El viernes se cumplieron 50 años del estreno de Tiburón. La película cambió el negocio del cine al inaugurar la fórmula de los blockbusters de verano, y sembró la semilla del miedo a los escualos; peor aún, a poner el pie en el agua de cualquier playa del mundo.
La vi por primera vez con 4 o 5 años, en un cine de verano, y su impacto permanece inalterable cada vez que la reviso a medida que pasa el tiempo. Lo único que cambia es la forma en que me asomo a la película: puedes verla como un filme de terror, tan íntimamente ligado a las dos notas iniciales sobre las que John Williams levantó su magistral partitura y a la secuencia de cualquier ataque; puedes interpretarla como un drama social, el de una apacible sociedad enfrentada a un enemigo exterior que ha venido a desbaratarlo todo y a extender el miedo entre sus ciudadanos; incluso como el eco de un país aún atormentado por los fantasmas de la guerra, subrayado aquí por el magistral monólogo del capitán Quint sobre el hundimiento del Indianápolis que, sin duda, es uno de los momentos más terroríficos del metraje.
Yo, superadas diferentes etapas vitales, he advertido también en ella una gran película de aventuras, centrada en la caza del gran blanco, aunque lo cierto es que no hay visionado de Jaws en la que no descubra algo nuevo, que es, en definitiva, lo que hace de ella una gran obra maestra y no un mero producto de entretenimiento.
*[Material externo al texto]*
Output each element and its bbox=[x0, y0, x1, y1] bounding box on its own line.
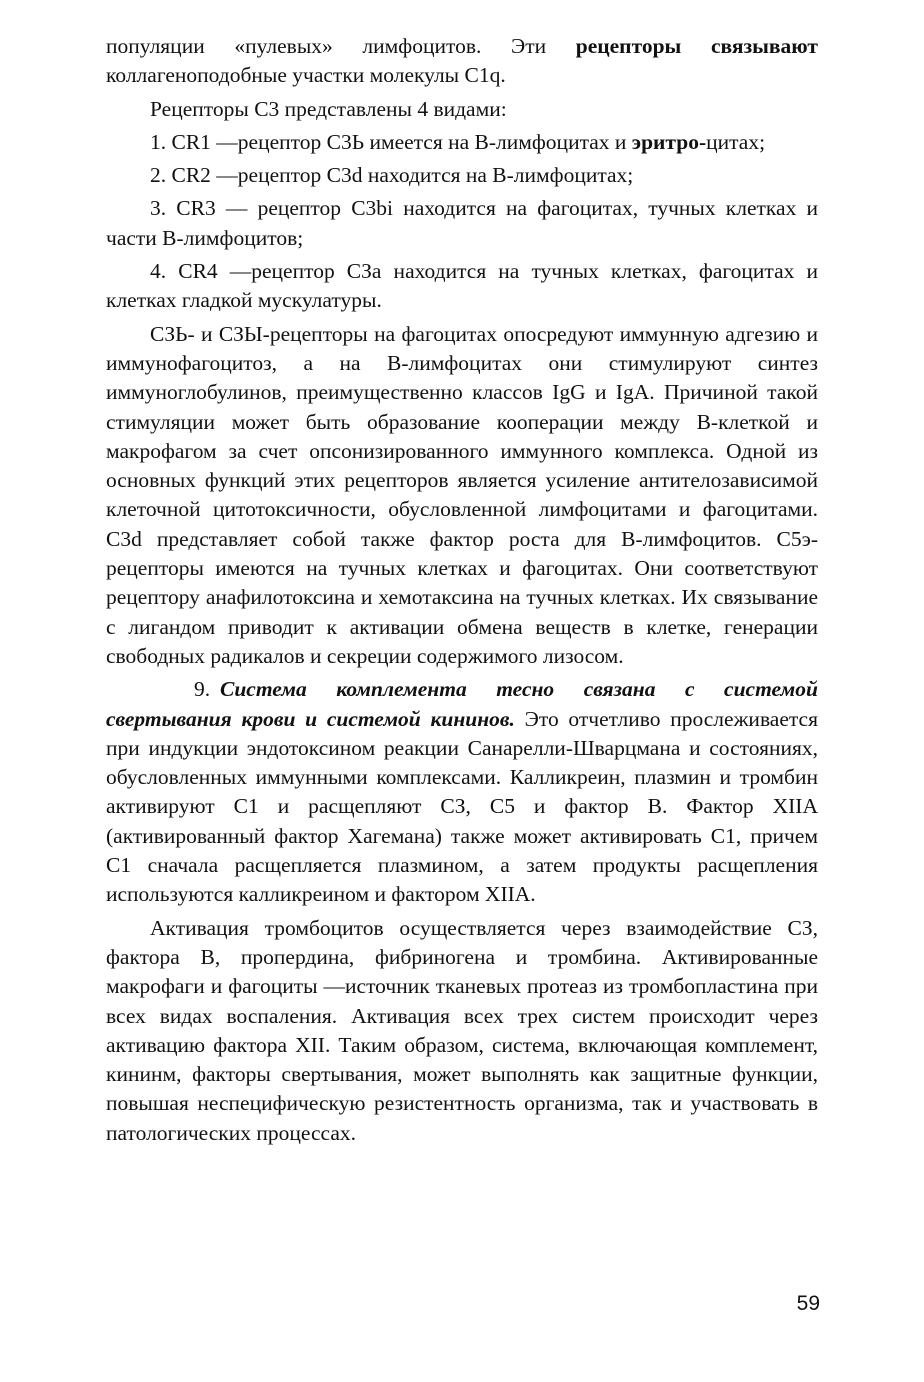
list-number: 9. bbox=[194, 677, 211, 702]
paragraph-point-9 bbox=[106, 675, 818, 909]
paragraph-list-item-cr3: 3. CR3 — рецептор C3bi находится на фагоцитах, тучных клетках и части В-лимфоцитов; bbox=[106, 196, 818, 250]
page-text-body bbox=[106, 32, 818, 1148]
paragraph-receptor-functions: СЗЬ- и СЗЫ-рецепторы на фагоцитах опосредуют иммунную адгезию и иммунофагоцитоз, а на В-лимфоцитах они стимулируют синтез иммуноглобулинов, преимущественно классов IgG и IgA. Причиной такой стимуляции может быть образование кооперации между В-клеткой и макрофагом за счет опсонизированного иммунного комплекса. Одной из основных функций этих рецепторов является усиление антителозависимой клеточной цитотоксичности, обусловленной лимфоцитами и фагоцитами. C3d представляет собой также фактор роста для В-лимфоцитов. С5э-рецепторы имеются на тучных клетках и фагоцитах. Они соответствуют рецептору анафилотоксина и хемотаксина на тучных клетках. Их связывание с лигандом приводит к активации обмена веществ в клетке, генерации свободных радикалов и секреции содержимого лизосом. bbox=[106, 321, 818, 668]
paragraph-receptors-intro: Рецепторы С3 представлены 4 видами: bbox=[150, 96, 507, 121]
page-number: 59 bbox=[796, 1292, 820, 1315]
bold-italic-text-run: Система комплемента тесно связана с системой свертывания крови и системой кининов. bbox=[106, 677, 818, 731]
paragraph-continuation bbox=[106, 32, 818, 91]
paragraph-platelet-activation: Активация тромбоцитов осуществляется через взаимодействие СЗ, фактора В, пропердина, фибриногена и тромбина. Активированные макрофаги и фагоциты —источник тканевых протеаз из тромбопластина при всех видах воспаления. Активация всех трех систем происходит через активацию фактора XII. Таким образом, система, включающая комплемент, кининм, факторы свертывания, может выполнять как защитные функции, повышая неспецифическую резистентность организма, так и участвовать в патологических процессах. bbox=[106, 915, 818, 1145]
bold-text-run: рецепторы связывают bbox=[575, 34, 818, 58]
text-run: коллагеноподобные участки молекулы C1q. bbox=[106, 63, 506, 88]
paragraph-list-item-cr4: 4. CR4 —рецептор СЗа находится на тучных клетках, фагоцитах и клетках гладкой мускулатуры. bbox=[106, 259, 818, 313]
text-run: цитах; bbox=[706, 129, 766, 154]
paragraph-list-item-cr1 bbox=[106, 128, 818, 157]
bold-text-run: эритро- bbox=[631, 129, 707, 154]
paragraph-list-item-cr2: 2. CR2 —рецептор C3d находится на В-лимфоцитах; bbox=[150, 163, 634, 188]
text-run: Это отчетливо прослеживается при индукции эндотоксином реакции Санарелли-Шварцмана и состояниях, обусловленных иммунными комплексами. Калликреин, плазмин и тромбин активируют С1 и расщепляют СЗ, С5 и фактор В. Фактор ХIIА (активированный фактор Хагемана) также может активировать С1, причем С1 сначала расщепляется плазмином, а затем продукты расщепления используются калликреином и фактором ХIIА. bbox=[106, 706, 818, 907]
text-run: 1. CR1 —рецептор С3Ь имеется на В-лимфоцитах и bbox=[150, 129, 632, 154]
text-run: популяции «пулевых» лимфоцитов. Эти bbox=[106, 34, 576, 58]
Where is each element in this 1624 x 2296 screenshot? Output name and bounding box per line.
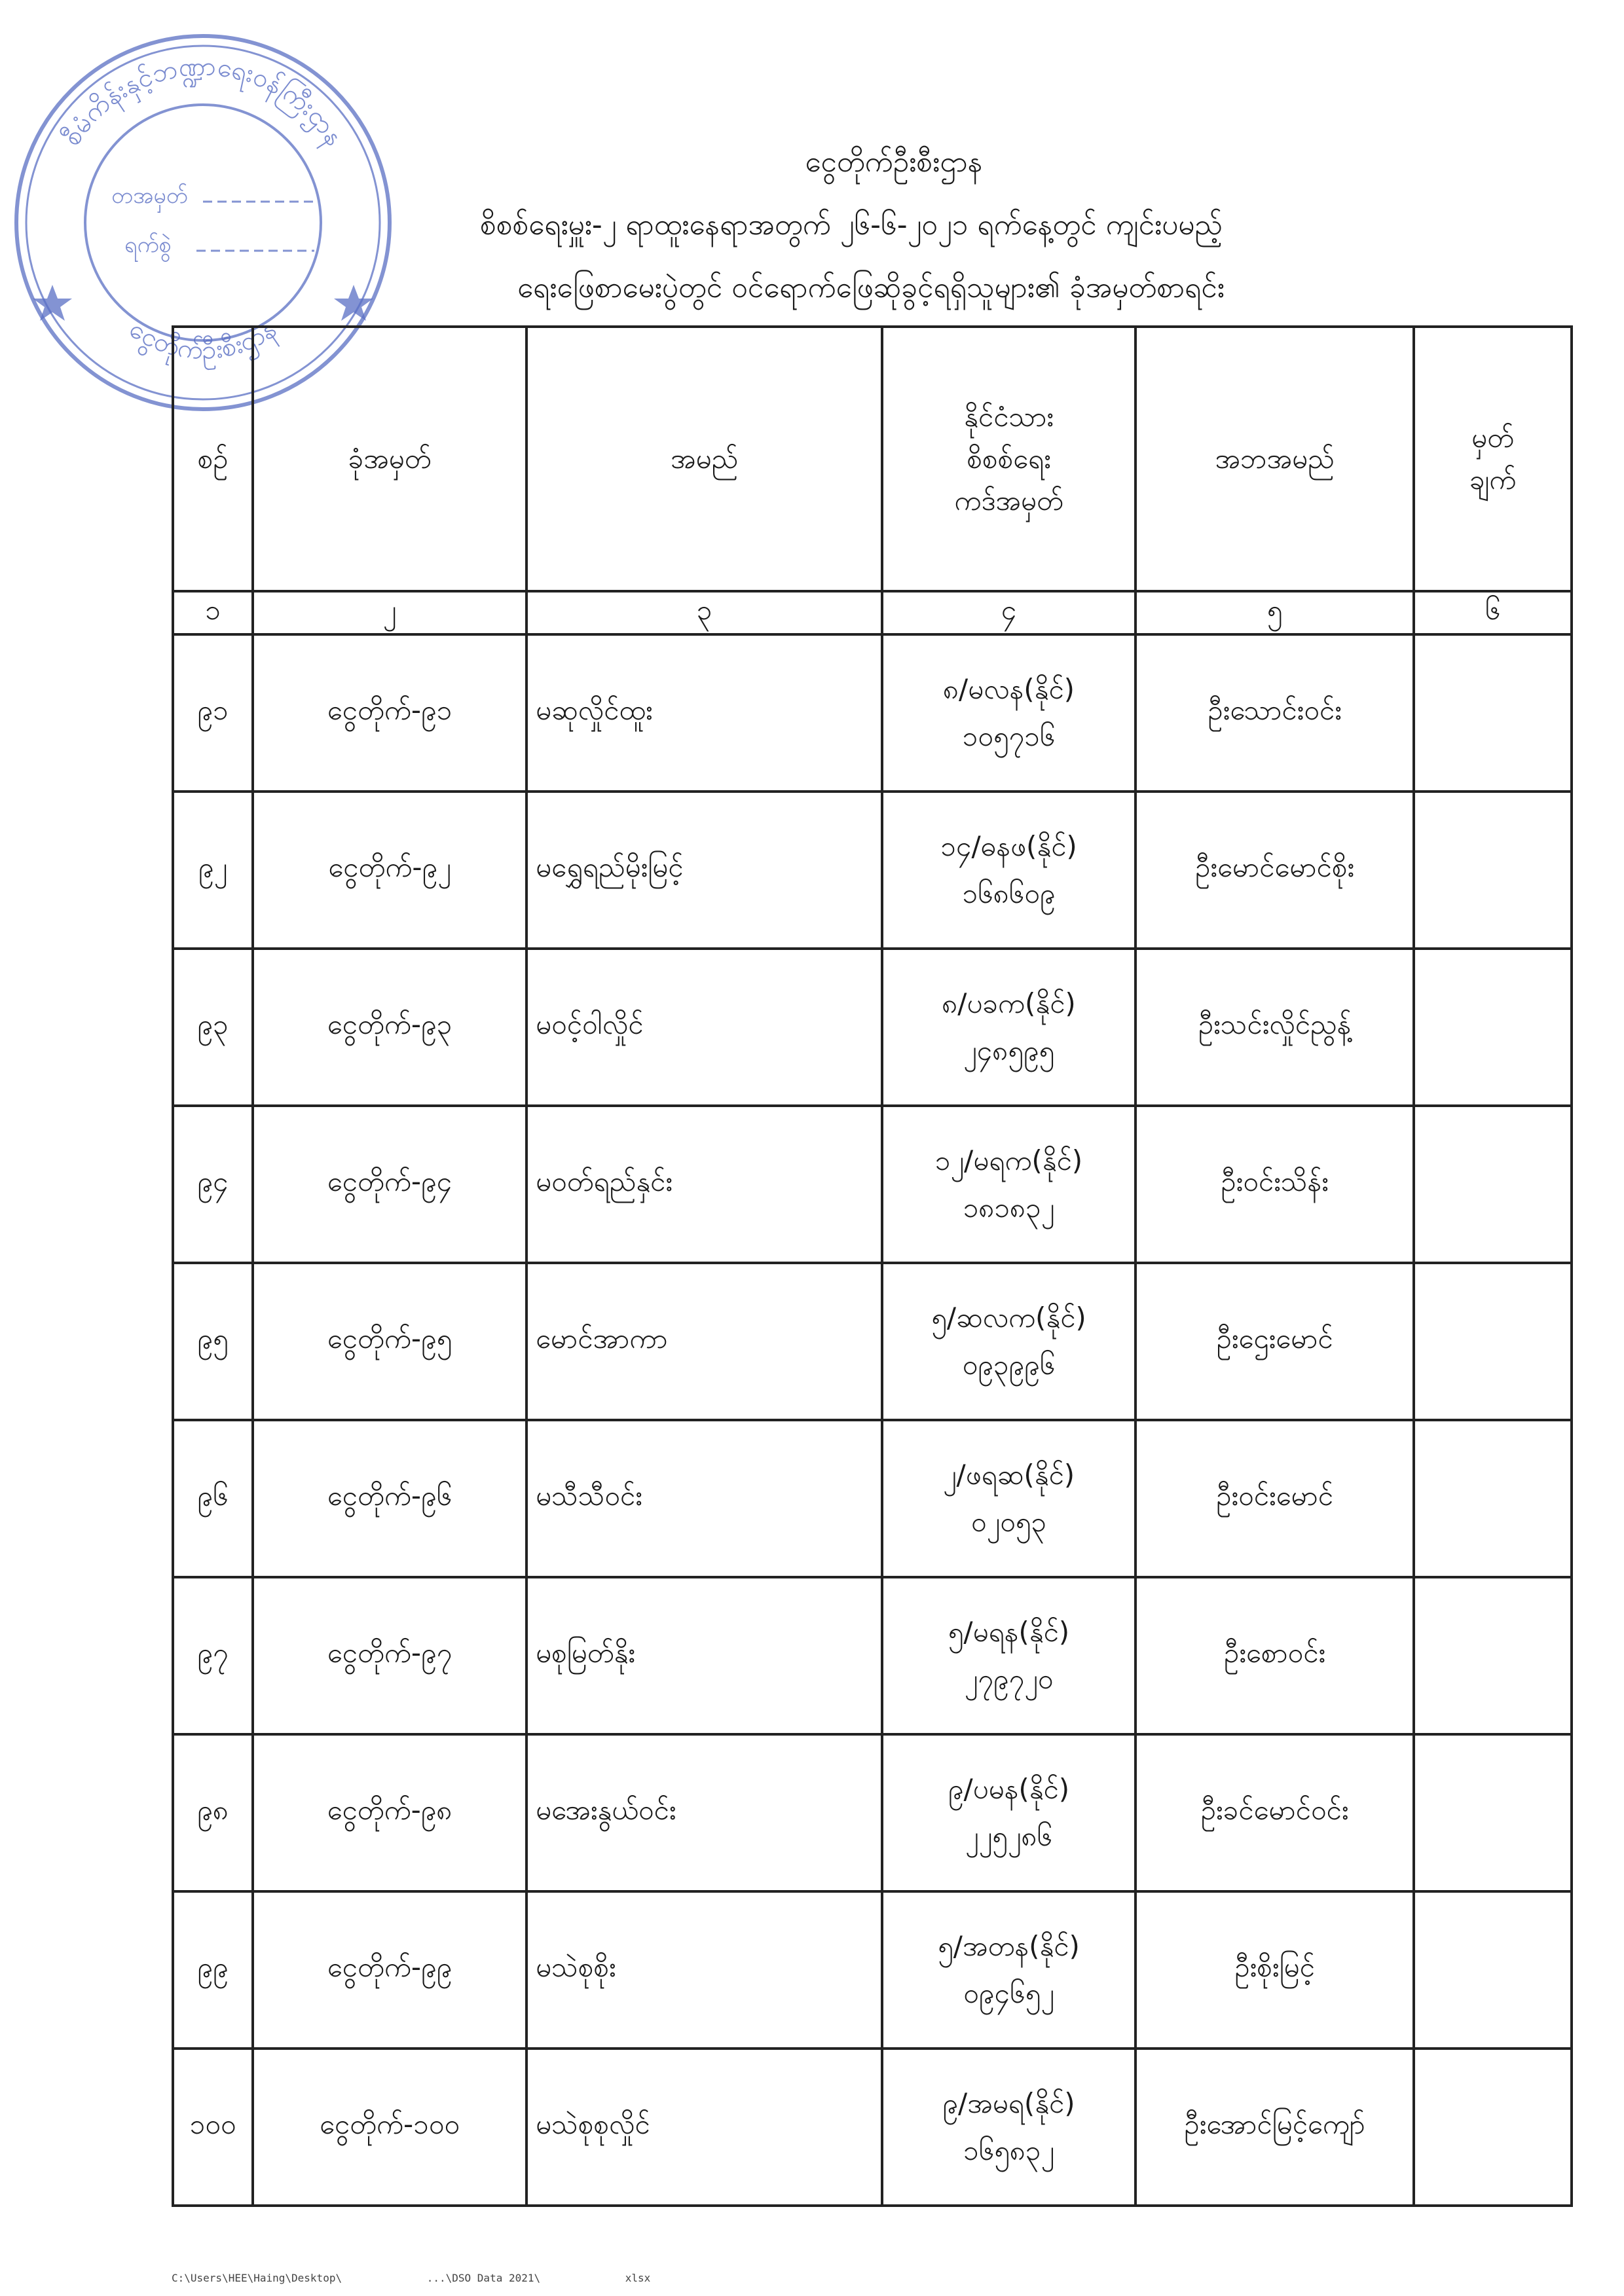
cell-nrc: [882, 1106, 1135, 1263]
cell-nrc-line2: ၁၈၁၈၃၂: [963, 1192, 1055, 1224]
col-header-father: အဘအမည်: [1135, 327, 1414, 591]
seal-field-number: တအမှတ်: [111, 183, 188, 209]
col-header-nrc-line2: စိစစ်ရေး: [967, 443, 1051, 475]
cell-nrc: [882, 1734, 1135, 1891]
cell-serial: ၉၆: [173, 1420, 253, 1577]
cell-nrc-line2: ၀၉၃၉၉၆: [962, 1349, 1056, 1381]
cell-nrc-line2: ၀၉၄၆၅၂: [963, 1977, 1054, 2009]
cell-nrc-line1: ၅/အတန(နိုင်): [938, 1930, 1080, 1962]
cell-serial: ၉၇: [173, 1577, 253, 1734]
cell-father-name: ဦးမောင်မောင်စိုး: [1135, 792, 1414, 949]
column-number: ၃: [526, 591, 882, 634]
cell-serial: ၉၄: [173, 1106, 253, 1263]
table-row: [173, 1106, 1572, 1263]
cell-remark: [1414, 792, 1572, 949]
cell-remark: [1414, 1891, 1572, 2049]
cell-father-name: ဦးဝင်းမောင်: [1135, 1420, 1414, 1577]
cell-remark: [1414, 1577, 1572, 1734]
col-header-seat-no: ခုံအမှတ်: [253, 327, 526, 591]
cell-serial: ၉၃: [173, 949, 253, 1106]
cell-seat-no: ငွေတိုက်-၉၄: [253, 1106, 526, 1263]
table-row: [173, 1577, 1572, 1734]
cell-seat-no: ငွေတိုက်-၉၁: [253, 634, 526, 792]
cell-name: မောင်အာကာ: [526, 1263, 882, 1420]
file-path-part: C:\Users\HEE\Haing\Desktop\: [172, 2272, 342, 2284]
table-row: [173, 1891, 1572, 2049]
cell-seat-no: ငွေတိုက်-၉၂: [253, 792, 526, 949]
cell-name: မရွှေရည်မိုးမြင့်: [526, 792, 882, 949]
cell-seat-no: ငွေတိုက်-၉၃: [253, 949, 526, 1106]
col-header-serial: စဉ်: [173, 327, 253, 591]
cell-seat-no: ငွေတိုက်-၉၉: [253, 1891, 526, 2049]
cell-serial: ၁၀၀: [173, 2049, 253, 2206]
cell-seat-no: ငွေတိုက်-၉၈: [253, 1734, 526, 1891]
cell-name: မသဲစုစိုး: [526, 1891, 882, 2049]
column-number: ၂: [253, 591, 526, 634]
table-row: [173, 1734, 1572, 1891]
cell-name: မစုမြတ်နိုး: [526, 1577, 882, 1734]
cell-nrc-line1: ၅/ဆလက(နိုင်): [931, 1302, 1086, 1334]
cell-serial: ၉၉: [173, 1891, 253, 2049]
cell-nrc-line2: ၁၆၈၆၀၉: [962, 877, 1056, 909]
col-header-nrc-line3: ကဒ်အမှတ်: [954, 484, 1063, 517]
cell-nrc-line2: ၁၆၅၈၃၂: [963, 2134, 1055, 2166]
table-row: [173, 792, 1572, 949]
seat-number-table: [172, 325, 1573, 2207]
cell-remark: [1414, 1106, 1572, 1263]
cell-nrc: [882, 2049, 1135, 2206]
col-header-remark-line2: ချက်: [1469, 464, 1517, 496]
cell-nrc: [882, 1577, 1135, 1734]
department-title: ငွေတိုက်ဦးစီးဌာန: [805, 145, 983, 179]
cell-nrc: [882, 634, 1135, 792]
table-row: [173, 1263, 1572, 1420]
col-header-nrc: [882, 327, 1135, 591]
cell-name: မအေးနွယ်ဝင်း: [526, 1734, 882, 1891]
cell-remark: [1414, 1734, 1572, 1891]
cell-nrc-line1: ၉/အမရ(နိုင်): [942, 2087, 1075, 2119]
cell-nrc-line1: ၈/ပခက(နိုင်): [942, 987, 1076, 1019]
column-number-row: [173, 591, 1572, 634]
seal-field-date: ရက်စွဲ: [124, 232, 172, 258]
table-row: [173, 634, 1572, 792]
cell-nrc-line1: ၁၄/ဓနဖ(နိုင်): [940, 830, 1077, 862]
cell-nrc-line1: ၉/ပမန(နိုင်): [948, 1773, 1070, 1805]
table-row: [173, 949, 1572, 1106]
cell-seat-no: ငွေတိုက်-၁၀၀: [253, 2049, 526, 2206]
cell-father-name: ဦးအောင်မြင့်ကျော်: [1135, 2049, 1414, 2206]
cell-nrc: [882, 792, 1135, 949]
seal-bottom-text: ငွေတိုက်ဦးစီးဌာန: [124, 314, 282, 366]
cell-serial: ၉၈: [173, 1734, 253, 1891]
cell-remark: [1414, 1263, 1572, 1420]
table-row: [173, 1420, 1572, 1577]
col-header-name: အမည်: [526, 327, 882, 591]
cell-nrc-line1: ၁၂/မရက(နိုင်): [934, 1144, 1083, 1176]
cell-remark: [1414, 949, 1572, 1106]
col-header-nrc-line1: နိုင်ငံသား: [964, 401, 1054, 433]
cell-serial: ၉၂: [173, 792, 253, 949]
cell-nrc-line1: ၈/မလန(နိုင်): [942, 673, 1075, 705]
col-header-remark: [1414, 327, 1572, 591]
cell-nrc-line2: ၀၂၀၅၃: [970, 1506, 1047, 1538]
column-number: ၁: [173, 591, 253, 634]
table-row: [173, 2049, 1572, 2206]
table-body: [173, 634, 1572, 2206]
cell-nrc: [882, 949, 1135, 1106]
file-path-footer: [172, 2272, 729, 2284]
cell-nrc-line2: ၂၄၈၅၉၅: [963, 1034, 1055, 1066]
cell-name: မသီသီဝင်း: [526, 1420, 882, 1577]
cell-name: မဆုလှိုင်ထူး: [526, 634, 882, 792]
document-header: [0, 131, 1624, 319]
cell-nrc: [882, 1263, 1135, 1420]
cell-name: မဝင့်ဝါလှိုင်: [526, 949, 882, 1106]
file-path-part: ...\DSO Data 2021\: [426, 2272, 541, 2284]
cell-nrc-line1: ၅/မရန(နိုင်): [948, 1616, 1070, 1648]
cell-nrc: [882, 1420, 1135, 1577]
cell-nrc-line2: ၂၇၉၇၂၀: [964, 1663, 1054, 1695]
cell-seat-no: ငွေတိုက်-၉၆: [253, 1420, 526, 1577]
cell-nrc: [882, 1891, 1135, 2049]
cell-serial: ၉၁: [173, 634, 253, 792]
cell-remark: [1414, 2049, 1572, 2206]
cell-remark: [1414, 1420, 1572, 1577]
column-number: ၆: [1414, 591, 1572, 634]
list-title: ရေးဖြေစာမေးပွဲတွင် ဝင်ရောက်ဖြေဆိုခွင့်ရရှိသူများ၏ ခုံအမှတ်စာရင်း: [517, 271, 1225, 304]
cell-father-name: ဦးဌေးမောင်: [1135, 1263, 1414, 1420]
column-number: ၄: [882, 591, 1135, 634]
col-header-remark-line1: မှတ်: [1471, 422, 1514, 454]
cell-father-name: ဦးစောဝင်း: [1135, 1577, 1414, 1734]
table-header-row: [173, 327, 1572, 591]
cell-nrc-line1: ၂/ဖရဆ(နိုင်): [942, 1459, 1075, 1491]
file-path-part: xlsx: [625, 2272, 651, 2284]
cell-serial: ၉၅: [173, 1263, 253, 1420]
cell-seat-no: ငွေတိုက်-၉၇: [253, 1577, 526, 1734]
cell-father-name: ဦးဝင်းသိန်း: [1135, 1106, 1414, 1263]
cell-father-name: ဦးသင်းလှိုင်ညွန့်: [1135, 949, 1414, 1106]
cell-remark: [1414, 634, 1572, 792]
cell-seat-no: ငွေတိုက်-၉၅: [253, 1263, 526, 1420]
cell-father-name: ဦးစိုးမြင့်: [1135, 1891, 1414, 2049]
cell-father-name: ဦးခင်မောင်ဝင်း: [1135, 1734, 1414, 1891]
cell-father-name: ဦးသောင်းဝင်း: [1135, 634, 1414, 792]
column-number: ၅: [1135, 591, 1414, 634]
exam-description: စိစစ်ရေးမှူး-၂ ရာထူးနေရာအတွက် ၂၆-၆-၂၀၂၁ ရက်နေ့တွင် ကျင်းပမည့်: [480, 208, 1223, 242]
cell-nrc-line2: ၁၀၅၇၁၆: [962, 720, 1056, 752]
cell-nrc-line2: ၂၂၅၂၈၆: [965, 1820, 1053, 1852]
cell-name: မဝတ်ရည်နှင်း: [526, 1106, 882, 1263]
cell-name: မသဲစုစုလှိုင်: [526, 2049, 882, 2206]
seal-top-text: စီမံကိန်းနှင့်ဘဏ္ဍာရေးဝန်ကြီးဌာန: [56, 51, 350, 152]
El momento de su estreno en Estados Unidos, apenas un año después de la dimisión del presidente Nixon, disparó asimismo las lecturas políticas de la historia, en tanto que retrato del “poder corrompido de corte republicano” que había imperado en el país los últimos años -Ángel Sala dixit-.
Así, el alcalde Larry es un irresponsable capaz de todo con tal de mantener su popularidad; el sheriff Brody es “el hombre de confianza incapaz de reaccionar hasta que llega una situación límite”; el forense miente en su informe con tal de respaldar al alcalde, y éste se ve finalmente obligado a claudicar, como Nixon, rendido a las evidencias.
Ahora, cambien el nombre del alcalde Larry por el del presidente Sánchez; el de Brody por el de García Page, cualquier candidato socialista a las municipales o cualquier militante de base superado por las circunstancias; y el del forense por los de todos los que han venido poniendo la “mano en el fuego”.
No me digan que Tiburón no admite interpretaciones, salvo por lo de la claudicación. Ahí se ve que Sánchez va a terminar imponiendo su manual de resistencia.